EI0MAR

The Howth Martello Radio Group, EI0MAR, was founded in 2005 by Tony Breathnach and a group of fellow amateur radio enthusiasts. Previously, there had been several occasions when special event stations had operated from the Martello Tower in Howth, such as during the annual Howth Festival and for International Marconi Day.

The Martello was refurbished in 2001/2 and has been the home of Ye Olde Hurdy Gurdy Vinatge Radio Museum (Howth Radio Museum) since 2003.

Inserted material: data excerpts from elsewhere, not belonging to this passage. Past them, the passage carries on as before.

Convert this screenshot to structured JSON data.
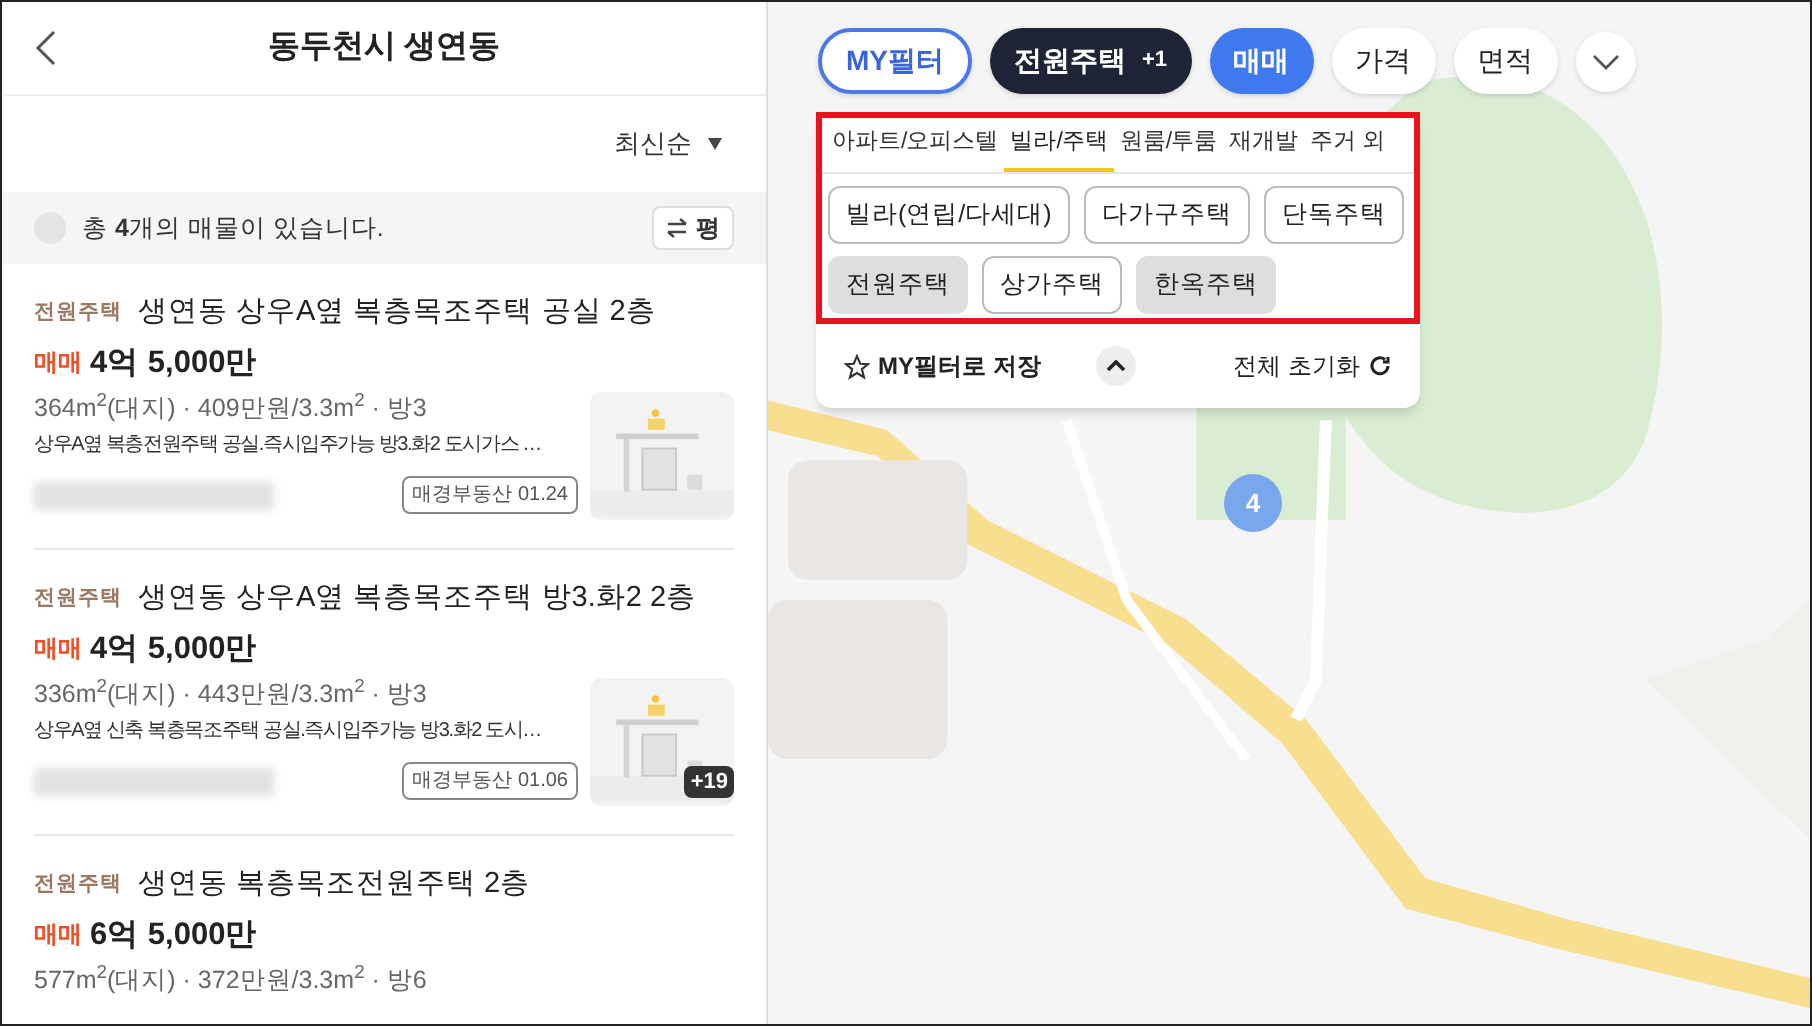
{
  "header": {
    "title": "동두천시 생연동"
  },
  "sort": {
    "label": "최신순"
  },
  "summary": {
    "text": "총 **4**개의 매물이 있습니다.",
    "unit_button": "평"
  },
  "listings": [
    {
      "type": "전원주택",
      "title": "생연동 상우A옆 복층목조주택 공실 2층",
      "deal": "매매",
      "price": "4억 5,000만",
      "specs": "364m$^{2}$(대지) · 409만원/3.3m$^{2}$ · 방3",
      "description": "상우A옆 복층전원주택 공실.즉시입주가능 방3.화2 도시가스 …",
      "agent": "매경부동산 01.24"
    },
    {
      "type": "전원주택",
      "title": "생연동 상우A옆 복층목조주택 방3.화2 2층",
      "deal": "매매",
      "price": "4억 5,000만",
      "specs": "336m$^{2}$(대지) · 443만원/3.3m$^{2}$ · 방3",
      "description": "상우A옆 신축 복층목조주택 공실.즉시입주가능 방3.화2 도시…",
      "agent": "매경부동산 01.06",
      "photo_count": "+19"
    },
    {
      "type": "전원주택",
      "title": "생연동 복층목조전원주택 2층",
      "deal": "매매",
      "price": "6억 5,000만",
      "specs": "577m$^{2}$(대지) · 372만원/3.3m$^{2}$ · 방6"
    }
  ],
  "filter_chips": [
    {
      "label": "MY필터",
      "kind": "outline"
    },
    {
      "label": "전원주택",
      "kind": "dark",
      "badge": "+1"
    },
    {
      "label": "매매",
      "kind": "blue"
    },
    {
      "label": "가격",
      "kind": "plain"
    },
    {
      "label": "면적",
      "kind": "plain"
    }
  ],
  "filter_panel": {
    "tabs": [
      {
        "label": "아파트/오피스텔",
        "selected": false
      },
      {
        "label": "빌라/주택",
        "selected": true
      },
      {
        "label": "원룸/투룸",
        "selected": false
      },
      {
        "label": "재개발",
        "selected": false
      },
      {
        "label": "주거 외",
        "selected": false
      }
    ],
    "options": [
      {
        "label": "빌라(연립/다세대)",
        "selected": false
      },
      {
        "label": "다가구주택",
        "selected": false
      },
      {
        "label": "단독주택",
        "selected": false
      },
      {
        "label": "전원주택",
        "selected": true
      },
      {
        "label": "상가주택",
        "selected": false
      },
      {
        "label": "한옥주택",
        "selected": true
      }
    ],
    "save_label": "MY필터로 저장",
    "reset_label": "전체 초기화"
  },
  "map": {
    "cluster": "4"
  }
}
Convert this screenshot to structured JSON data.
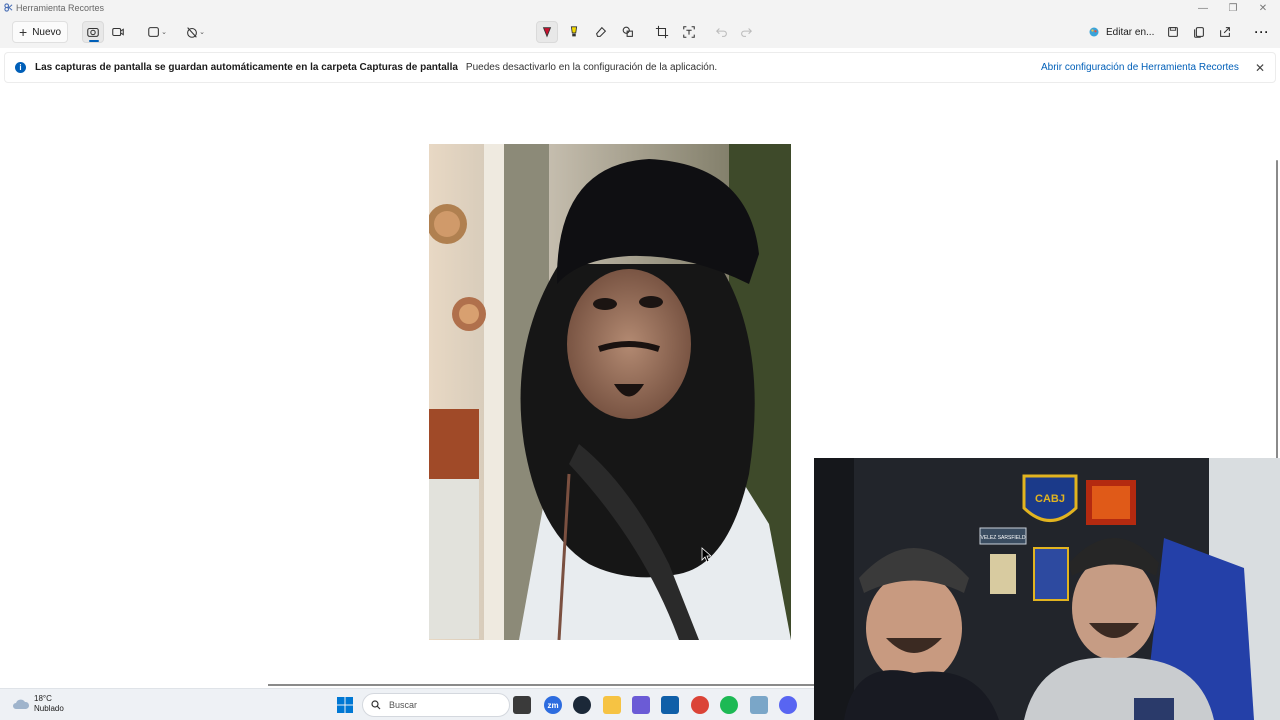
{
  "window": {
    "title": "Herramienta Recortes"
  },
  "toolbar": {
    "new_label": "Nuevo",
    "edit_in_label": "Editar en..."
  },
  "infobar": {
    "message_bold": "Las capturas de pantalla se guardan automáticamente en la carpeta Capturas de pantalla",
    "message": "Puedes desactivarlo en la configuración de la aplicación.",
    "link": "Abrir configuración de Herramienta Recortes"
  },
  "taskbar": {
    "weather_temp": "18°C",
    "weather_desc": "Nublado",
    "search_placeholder": "Buscar"
  },
  "webcam": {
    "badge_text": "CABJ",
    "sign_text": "VELEZ SARSFIELD"
  },
  "colors": {
    "accent": "#005fb8",
    "taskbar": "#eef1f5"
  },
  "icons": [
    "pen-icon",
    "highlighter-icon",
    "eraser-icon",
    "shapes-icon",
    "crop-icon",
    "text-actions-icon",
    "undo-icon",
    "redo-icon",
    "save-icon",
    "copy-icon",
    "share-icon",
    "more-icon"
  ]
}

The old tower had been the site for wireless telegraphy experiments carried out by the American Lee de Forrest in 1903, and by the Marconi Company, two years later. There could not be a more fitting location for an amateur radio station. The Tower is also the Ancestral Home of Irish Telecommuncations. A Submarine Cable was laid in 1852 from the Tower to Holyhead (world second only to the cable laid from Dover to Calais in 1851).

 

EI0MAR operates on most Sundays throughout the year. Morse code is the main mode of transmission on the high frequency bands.Channel S23 (145.575) on the two-metre band is also monitored.

 

An SGC SG-2020 is used for HF with a maximum output of 25 Watts. A Yaesu FT-90R is used on vhf and uhf. No permanent antennas can be installed. A home-made Slim Jim antenna is used on vhf/uhf. For the HF bands, a home-made 40-metre dipole is used, installed in two hollow telescopic fibreglass fishing poles which can be quickly erected. 

 

A dipole for the 17-metre HF band piggybacks on the longer dipole. Both dipole antennas are fed at a common point.An LDG Z-100 automatic antenna tuning unit matches the antenna on all bands from 7 to 28 Megahertz. An outboard Radio Shack DSP unit (not shown in photograph) is used to optimise audio on CW and SSB.